Greece expects to conclude difficult debt talks with private creditors within days and negotiations with the EU and the IMF on a new bailout deal by the middle of next week, Prime Minister Lucas Papademos told Reuters on Friday.
Speaking at his neo-classical office shortly before resuming talks with bankers on a bond swap deal that is key to saving the euro zone member from bankruptcy, Papademos said: Greece will not default.
We made significant progress over the last few weeks and in the last few days in particular. We are trying to conclude the discussions as quickly as possible. I am quite optimistic an agreement will be reached in the coming days, Papademos said.
The prime minister, who leads an emergency coalition government tasked with steering Greece out of its worst economic crisis in decades, spoke to Reuters minutes before bankers' chief negotiator Charles Dallara swept up to his mansion in his limousine for a new round of talks.
Papademos was also upbeat about parallel negotiations with the so-called troika of the European Union, International Monetary Fund and European Central Bank, saying agreement was expected soon on the reforms they are demanding in exchange for a new 130-billion euro aid package Greece needs to stay afloat.
The aim is to complete the discussion with the troika by the middle of next week at the latest. I hope sooner rather than later, he said.
The former central banker said Greece had made progress on both fiscal and structural reforms with results already emerging.
Much more has been achieved than sometimes appears in public. There are some slippages in the implementation of the fiscal adjustment programme and the reforms. But internal devaluation is already taking place. We expect some modest growth to appear during 2013.
Papademos said the budget deficit would be about 9.5 percent of GDP in 2011, from 10.6 percent in 2010. A worse than expected recession has made it hard for Greece to meet targets agreed with lenders, despite harsh salary cuts and tax hikes.
The troika has criticised the slow pace of Greek reforms and privatisations.
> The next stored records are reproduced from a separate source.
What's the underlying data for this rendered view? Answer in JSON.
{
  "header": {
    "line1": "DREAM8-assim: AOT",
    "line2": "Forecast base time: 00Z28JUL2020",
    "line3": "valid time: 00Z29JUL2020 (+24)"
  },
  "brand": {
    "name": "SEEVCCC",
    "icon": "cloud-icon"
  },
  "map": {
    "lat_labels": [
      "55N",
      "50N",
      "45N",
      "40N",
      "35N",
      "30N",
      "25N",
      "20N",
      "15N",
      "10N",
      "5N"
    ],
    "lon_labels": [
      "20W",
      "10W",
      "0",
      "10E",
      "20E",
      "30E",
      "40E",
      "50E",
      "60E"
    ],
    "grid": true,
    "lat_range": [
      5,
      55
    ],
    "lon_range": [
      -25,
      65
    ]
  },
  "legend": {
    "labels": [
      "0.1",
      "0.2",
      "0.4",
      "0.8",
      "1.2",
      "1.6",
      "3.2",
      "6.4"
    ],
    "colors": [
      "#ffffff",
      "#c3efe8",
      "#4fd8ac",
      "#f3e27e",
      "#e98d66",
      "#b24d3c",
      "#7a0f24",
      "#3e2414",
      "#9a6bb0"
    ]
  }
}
Lenders have warned the second bailout will hinge on Greece's proven commitment to the programme.
The soft-spoken economist, whose polite demeanour was a sharp contrast to the brash style of many Greek politicians, said he appreciated the sacrifices the population was making.
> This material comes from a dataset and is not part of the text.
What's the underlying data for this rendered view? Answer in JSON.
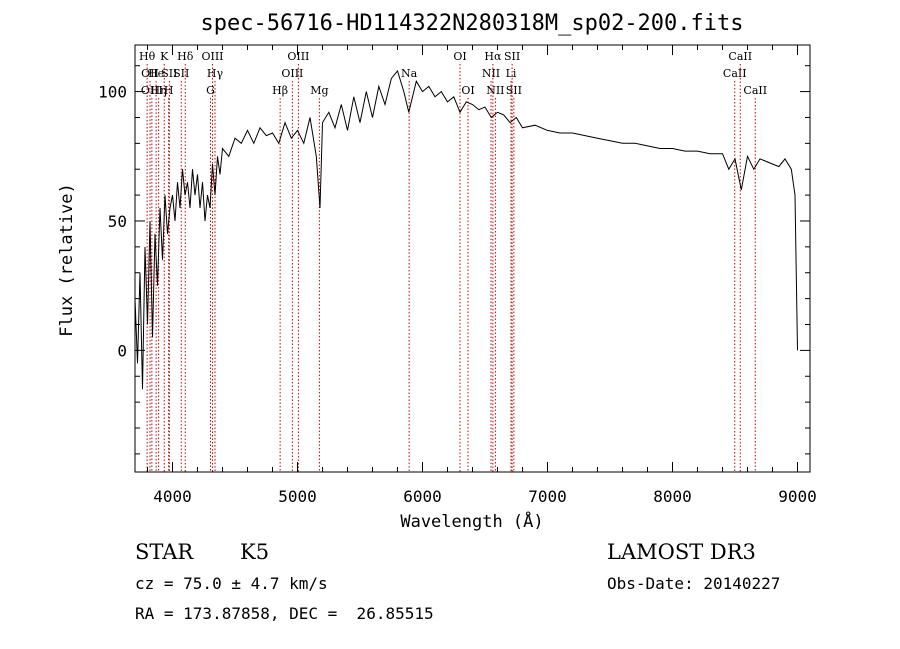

We fully understand that the Greek people are not happy with current economic conditions and are concerned about the prospects for the economy, he said.
I believe the majority of the Greek people recognise the need for addressing our fiscal problems. I believe they realise that other adjustments are necessary in order to restore conditions for sustained growth.
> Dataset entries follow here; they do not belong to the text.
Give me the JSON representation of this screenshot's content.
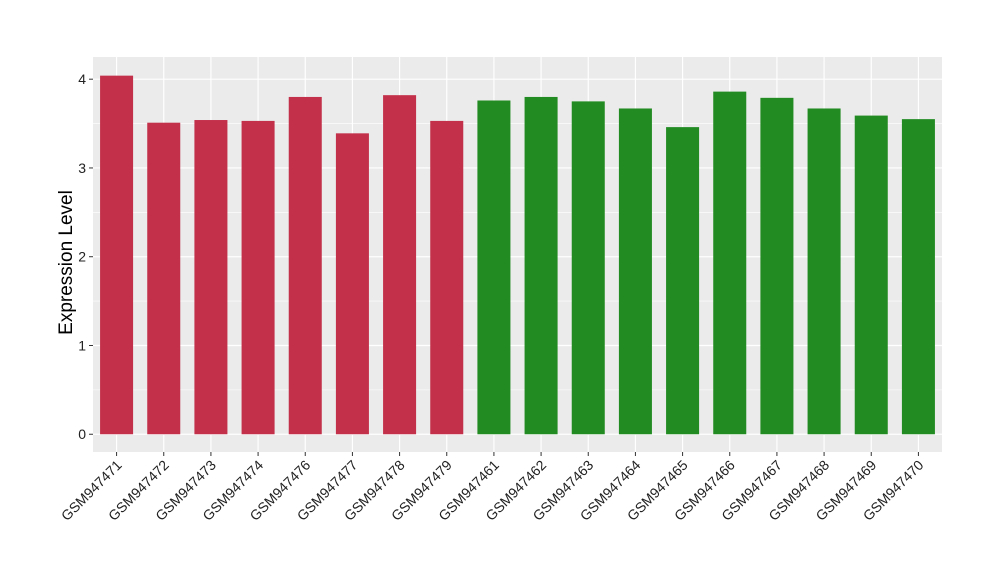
{
  "chart_data": {
    "type": "bar",
    "title": "",
    "xlabel": "",
    "ylabel": "Expression Level",
    "ylim": [
      -0.2,
      4.25
    ],
    "yticks": [
      0,
      1,
      2,
      3,
      4
    ],
    "grid": true,
    "legend": "none",
    "panel_background": "#EBEBEB",
    "grid_color": "#FFFFFF",
    "categories": [
      "GSM947471",
      "GSM947472",
      "GSM947473",
      "GSM947474",
      "GSM947476",
      "GSM947477",
      "GSM947478",
      "GSM947479",
      "GSM947461",
      "GSM947462",
      "GSM947463",
      "GSM947464",
      "GSM947465",
      "GSM947466",
      "GSM947467",
      "GSM947468",
      "GSM947469",
      "GSM947470"
    ],
    "values": [
      4.04,
      3.51,
      3.54,
      3.53,
      3.8,
      3.39,
      3.82,
      3.53,
      3.76,
      3.8,
      3.75,
      3.67,
      3.46,
      3.86,
      3.79,
      3.67,
      3.59,
      3.55
    ],
    "group_colors": [
      "#C3304A",
      "#C3304A",
      "#C3304A",
      "#C3304A",
      "#C3304A",
      "#C3304A",
      "#C3304A",
      "#C3304A",
      "#228B22",
      "#228B22",
      "#228B22",
      "#228B22",
      "#228B22",
      "#228B22",
      "#228B22",
      "#228B22",
      "#228B22",
      "#228B22"
    ]
  }
}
Scores of riot police cordoned off streets around his office during the interview, as hundreds of leftist protesters waved fists at parliament, chanting IMF get out.
The demonstration was smaller than previous, often violent, protests against the previous socialist government of George Papandreou, who was forced to step down in November.
Papademos's coalition is supported by the three main parties in parliament, ranging from socialists to the far-right, who have agreed an uneasy truce for a few months to save Greece from
default and exit from the euro zone.
Asked why he left a tranquil academic career for the Herculean task of leading Greece at such a difficult time, Papademos said: I had to contribute to the country's efforts to overcome the crisis.
Did he have any regrets? Once you make the decision, you don't look back, he replied with a wry smile.